When the treatment is finished, Juliana will return to one of her main passions — swimming.
When she was first diagnosed, the Make-A-Wish Foundation built a pool in the Carver backyard.
In addition to Make-A-Wish, Juliana and her family have received plenty of support and encouragement during her exhaustive struggle.
In October, a Hanover-based motorcycle club known as True Brotherhood adopted the Carver family and raised more than $1,000 to help defray expenses.
The local National Football League teams have also lent their support to Juliana's ongoing battle.

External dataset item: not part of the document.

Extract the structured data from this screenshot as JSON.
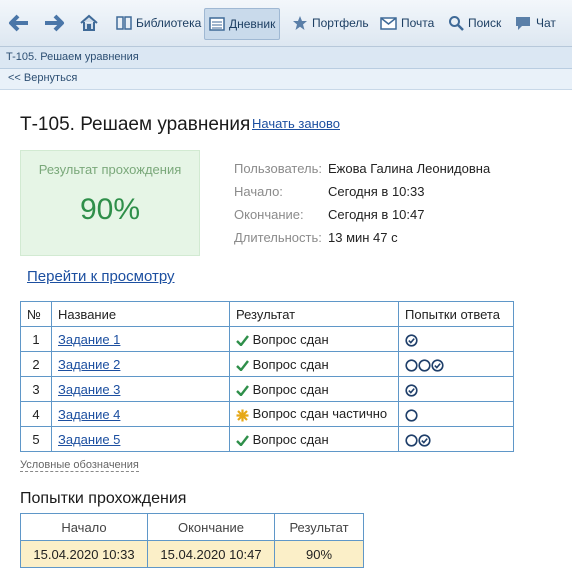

During the past three football seasons, the American Red Cross and the Washington Redskins have partnered on a series of blood drives that have netted more than 10,000 units of blood which can be used to help Juliana and other cancer patients. The blood drives were crucial for Juliana, who has received more than 60 blood and platelet transfusions during her ongoing treatment.
"The Red Cross has been very instrumental in making sure that there is enough blood to go around," said John Carver.
"They've told her story in fliers and brochures to put a face on the cause of donating blood," he said. "Most people don't know that each blood donation helps three people."
As Juliana made her way onto the field, several fans in the lower deck gave her high-five salutes. A few moments later, she blew kisses to the crowd of over 85,000 as she stood at the 50-yard line.
"I met the Redskins' cheerleaders, and got an autographed picture from them," Juliana recalled. "The team also gave me a football, and I got to sit in a suite."
The Ravens have also been there for Juliana. Responding to a request from the charitable organization Casey Cares, four Ravens helped Juliana celebrate her 11th birthday in her Sinai Hospital room on Dec. 4. She was especially impressed with defensive lineman Arthur Jones.
"It was exciting," said Juliana, her Christmas earrings sparkling as she cuddled her dog Maddie in the Carver living room. "They were there for a while."
John Carver, whose diverse career includes time as an author, insurance sales broker, and retirement planner, is currently pastor of Faith Outreach Chapel in Arbutus. He said the family's belief system has carried them through these rough years.
"Without some sort of foundation, I think we would have lost it a long time ago," he said. "It's been painful. But our faith has a lot to do with how we've handled this. Our kids have been awesome with her illness. They're patient and caring, and do whatever they can to help out."
"My goal was to create some inspiration and motivation, and to insert a little teaching about life skills," said John Carver, who has authored the non-fiction books "I Believe in You, Volumes 1 and 2" and "Rising from the 'Hood."
"When Juliana started getting sick again, I inserted a section about her battle," he said. "It's reaching about 25,000 people a month, and it could be a lot more if those people are forwarding the information to others.
"It's making a difference in ways that we probably won't ever know."